7 responses to “Arcadian Blogs of the Round Table: January 2012”

  1. AlexP Avatar

    Well said, Shaun. I think you make it clear that there is still a lot of ground to cover in games when it comes to presenting a truly diverse spectrum of experience on the character level. The protagonist is such a touchy issue because you have to balance agency with characterization.

    1. ShaunCG Avatar

      Thanks, Alex. You're quite right about player agency, too: the challenge of giving a player the freedom they have come to expect from a game is at odds with some of what I touch upon in the post above; stark realities that represent economic, social or cultural restrictions upon freedom. I have to say, though, it would be an interesting game that really tried to do that. Even if it failed I suspect it would get a lot of positive attention.

  2. oddvorbis Avatar
    oddvorbis

    Ready AJ's post, it really makes me hope 2012 will be the year in which we'll stop seing games your choice are completely polarized. Starting like Fable did us a horrible disservice when they hammered the idea in such an unsophistcated kind of way and blew it completely out of proportion. (Sure Bioware and others did it way before, but they either did it small or did it with class.)

    Gimme a silent protagonist any time and I'll take care of the rest.

    Which brings me to a second point. For me, voice acting in video games killed a lot of the immersion. If I'm to related so someone, i need to be able to interpret the feelings my own way, the way I feel them. Voice acting nulls that most fo the time. I understand it was technologically normal to go that way. but the way I see it, novels are more immersive than books. More relatable. The moral dilemna usually more subtle and soflty induce as the line goes. In the end, all characters have my voice, except those I hate.

    1. badgercommander Avatar
      badgercommander

      I agree wholeheartedly with those sentiments.

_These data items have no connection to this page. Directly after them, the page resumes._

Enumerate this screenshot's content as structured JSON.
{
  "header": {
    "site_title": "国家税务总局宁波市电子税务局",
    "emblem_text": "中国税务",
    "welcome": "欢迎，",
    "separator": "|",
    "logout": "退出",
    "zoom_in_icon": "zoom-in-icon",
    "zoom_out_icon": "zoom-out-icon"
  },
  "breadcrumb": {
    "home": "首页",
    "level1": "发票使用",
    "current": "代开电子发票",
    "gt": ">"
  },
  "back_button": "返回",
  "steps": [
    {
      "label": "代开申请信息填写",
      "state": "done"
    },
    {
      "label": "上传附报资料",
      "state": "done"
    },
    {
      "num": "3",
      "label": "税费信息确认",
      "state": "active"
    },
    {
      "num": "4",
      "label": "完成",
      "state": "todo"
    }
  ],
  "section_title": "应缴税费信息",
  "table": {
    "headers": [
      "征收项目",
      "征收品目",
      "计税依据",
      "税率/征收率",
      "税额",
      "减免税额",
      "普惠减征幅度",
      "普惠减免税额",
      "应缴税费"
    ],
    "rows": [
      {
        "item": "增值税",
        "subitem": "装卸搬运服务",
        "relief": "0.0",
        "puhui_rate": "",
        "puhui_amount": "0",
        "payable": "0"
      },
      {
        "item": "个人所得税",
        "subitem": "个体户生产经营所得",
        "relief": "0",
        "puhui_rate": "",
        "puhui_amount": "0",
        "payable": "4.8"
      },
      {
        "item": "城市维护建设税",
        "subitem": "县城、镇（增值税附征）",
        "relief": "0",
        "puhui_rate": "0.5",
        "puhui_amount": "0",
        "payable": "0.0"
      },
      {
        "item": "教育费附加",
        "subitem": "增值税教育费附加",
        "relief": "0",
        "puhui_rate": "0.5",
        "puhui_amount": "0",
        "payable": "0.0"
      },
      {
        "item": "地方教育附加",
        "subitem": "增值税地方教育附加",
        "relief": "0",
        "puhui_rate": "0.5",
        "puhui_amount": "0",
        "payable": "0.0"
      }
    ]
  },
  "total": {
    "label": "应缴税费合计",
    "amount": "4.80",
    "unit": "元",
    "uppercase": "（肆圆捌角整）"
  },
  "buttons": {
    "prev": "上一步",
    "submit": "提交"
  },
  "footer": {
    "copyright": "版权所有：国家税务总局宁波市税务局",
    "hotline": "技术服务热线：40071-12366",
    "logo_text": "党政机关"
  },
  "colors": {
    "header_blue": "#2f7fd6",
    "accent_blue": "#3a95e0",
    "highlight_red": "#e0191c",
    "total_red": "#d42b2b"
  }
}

      On a side note I didn't realise this was going to be an epic post and that Shaun's piece woudl be so awesome, I might have left my piece out for another time, or released the much larger piece instead.

      1. ShaunCG Avatar

        I had no idea I would end up writing something so long, to be honest. I was expecting maybe 500 words. Then on Sunday evening the above just happened.

        Oddvorbis: I agree that the morality systems we've seen in Fable and Mass Effect and the like are unconvincingly polarised. There's little recognition of the fact that most people aren't really outright monsters or faultless saints and most of those who are most likely have some problems.

        I did quite like the way that Neverwinter Nights 2 handled it: different characters, who may or may not have been in your party, would like you more or less depending on the actions you took and the dialogue you chose, and often party members would fight and look to you to settle things. It fed into an unconvincing conclusion right at the end of the game but before then it was pretty neat. The D&D system of Good/Neutral/Chaos and Lawful/Neutral/Evil is still very mechanistic but it produces far more interesting characters than the simple binary system.

    2. oddvorbis Avatar
      oddvorbis

      Meant to write:
      "novels are more immersive than books"

      1. Simon_Walker Avatar
        Simon_Walker

        Want to take a third stab at that?